The outgrowth of extrabudget funds throughout the 1980s and early 1990s took place at the expense of budget revenue. As shown in table 3.1, the share of budget revenue in GDP steadily declined from 25.5% in 1980 to 15.7% in 1990 and further to 10.3% in 1995.
A concurrent problem under the fiscal contract system was the erosion of the central government’s fiscal power. After an initial rise in the early years of reform, the share of the central government in budget revenue began to trend down after reaching an interim high of 40.5% in 1984. In 1993 it dropped to 22%. On the other hand, during most of the years under the fiscal contract system the responsibilities of the central government in total fiscal spending remained above the revenue it could dispose of, adding to the pressure to increase budget deficit (which indeed trended up, as shown in table 3.1).
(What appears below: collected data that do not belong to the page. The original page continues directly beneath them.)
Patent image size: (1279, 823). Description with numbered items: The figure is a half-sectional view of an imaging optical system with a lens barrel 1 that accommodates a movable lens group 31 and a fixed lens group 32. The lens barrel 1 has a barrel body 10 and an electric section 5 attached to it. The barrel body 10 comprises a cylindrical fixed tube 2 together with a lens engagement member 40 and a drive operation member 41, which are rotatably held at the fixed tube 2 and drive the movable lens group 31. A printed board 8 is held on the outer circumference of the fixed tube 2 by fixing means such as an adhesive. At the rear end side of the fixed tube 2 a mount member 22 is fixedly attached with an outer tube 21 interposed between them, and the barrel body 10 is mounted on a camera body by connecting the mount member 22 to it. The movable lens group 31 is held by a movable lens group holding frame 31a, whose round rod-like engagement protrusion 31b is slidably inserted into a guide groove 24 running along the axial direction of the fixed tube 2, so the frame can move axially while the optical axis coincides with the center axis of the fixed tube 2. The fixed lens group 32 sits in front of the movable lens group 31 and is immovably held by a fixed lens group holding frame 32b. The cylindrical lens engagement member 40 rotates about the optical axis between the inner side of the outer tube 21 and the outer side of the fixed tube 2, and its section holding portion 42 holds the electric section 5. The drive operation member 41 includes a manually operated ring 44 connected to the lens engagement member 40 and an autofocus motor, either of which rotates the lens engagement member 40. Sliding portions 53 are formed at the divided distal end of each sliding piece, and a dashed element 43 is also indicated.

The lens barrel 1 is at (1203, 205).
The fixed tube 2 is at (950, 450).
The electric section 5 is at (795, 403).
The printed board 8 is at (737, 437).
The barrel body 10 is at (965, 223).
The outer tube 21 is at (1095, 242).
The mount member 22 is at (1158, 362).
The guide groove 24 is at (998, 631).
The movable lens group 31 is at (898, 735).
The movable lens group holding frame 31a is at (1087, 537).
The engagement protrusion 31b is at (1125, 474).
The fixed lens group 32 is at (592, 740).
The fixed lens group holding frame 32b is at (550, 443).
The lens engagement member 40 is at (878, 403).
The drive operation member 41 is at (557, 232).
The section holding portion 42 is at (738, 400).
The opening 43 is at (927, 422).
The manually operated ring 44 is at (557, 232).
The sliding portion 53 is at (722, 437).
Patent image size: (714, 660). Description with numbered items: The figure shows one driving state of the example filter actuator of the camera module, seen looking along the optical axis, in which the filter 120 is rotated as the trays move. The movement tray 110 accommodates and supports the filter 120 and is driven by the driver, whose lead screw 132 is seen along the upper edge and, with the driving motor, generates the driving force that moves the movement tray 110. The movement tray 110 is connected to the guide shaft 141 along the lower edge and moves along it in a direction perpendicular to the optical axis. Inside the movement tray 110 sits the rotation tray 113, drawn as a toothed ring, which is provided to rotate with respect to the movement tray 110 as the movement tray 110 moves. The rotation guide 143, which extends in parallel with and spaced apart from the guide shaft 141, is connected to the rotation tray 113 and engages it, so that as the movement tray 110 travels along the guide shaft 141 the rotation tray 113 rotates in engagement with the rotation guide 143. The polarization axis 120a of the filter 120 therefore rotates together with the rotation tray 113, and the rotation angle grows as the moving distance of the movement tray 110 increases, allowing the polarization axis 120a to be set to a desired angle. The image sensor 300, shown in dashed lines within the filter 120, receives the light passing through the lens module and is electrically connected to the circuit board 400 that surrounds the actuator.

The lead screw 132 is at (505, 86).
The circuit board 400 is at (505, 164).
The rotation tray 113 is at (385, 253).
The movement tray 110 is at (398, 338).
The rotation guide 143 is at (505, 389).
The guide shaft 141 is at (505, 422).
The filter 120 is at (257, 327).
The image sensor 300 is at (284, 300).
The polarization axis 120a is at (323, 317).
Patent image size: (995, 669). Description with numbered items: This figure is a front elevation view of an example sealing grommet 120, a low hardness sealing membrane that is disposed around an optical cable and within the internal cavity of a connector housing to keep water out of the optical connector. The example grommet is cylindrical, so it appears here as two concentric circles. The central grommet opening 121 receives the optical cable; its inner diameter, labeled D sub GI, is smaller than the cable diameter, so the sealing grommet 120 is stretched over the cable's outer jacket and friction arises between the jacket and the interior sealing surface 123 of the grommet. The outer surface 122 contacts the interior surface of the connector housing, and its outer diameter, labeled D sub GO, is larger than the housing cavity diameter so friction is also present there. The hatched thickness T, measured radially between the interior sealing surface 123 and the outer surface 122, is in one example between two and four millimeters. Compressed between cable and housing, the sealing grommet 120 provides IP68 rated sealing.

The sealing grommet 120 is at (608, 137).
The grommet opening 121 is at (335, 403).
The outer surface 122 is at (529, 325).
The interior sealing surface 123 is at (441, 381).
In 1993, for example, the central government was responsible for covering 28.3% of total spending but had only a 22% share in total revenue (FYC 2011, 459-463).
Governance costs also posed a problem. Although the fiscal contracts between the central government and provincial governments were set for multiple years, renegotiations for ex post adjustments after the start of a contract were commonplace, making contract enforcement and monitoring a formidable administrative task. Still another problem is that under the fiscal contracts local governments tended to promote sectors with high tax rates and/ or large profit margins (e.g., tobacco and alcoholic products) and sought to protect their parochial revenue bases by creating trade barriers (e.g., through bans on the sale of locally produced raw materials and inputs to other, especially competing regions), resulting in overcapacity and segmentation of markets (Tao et al. 2009).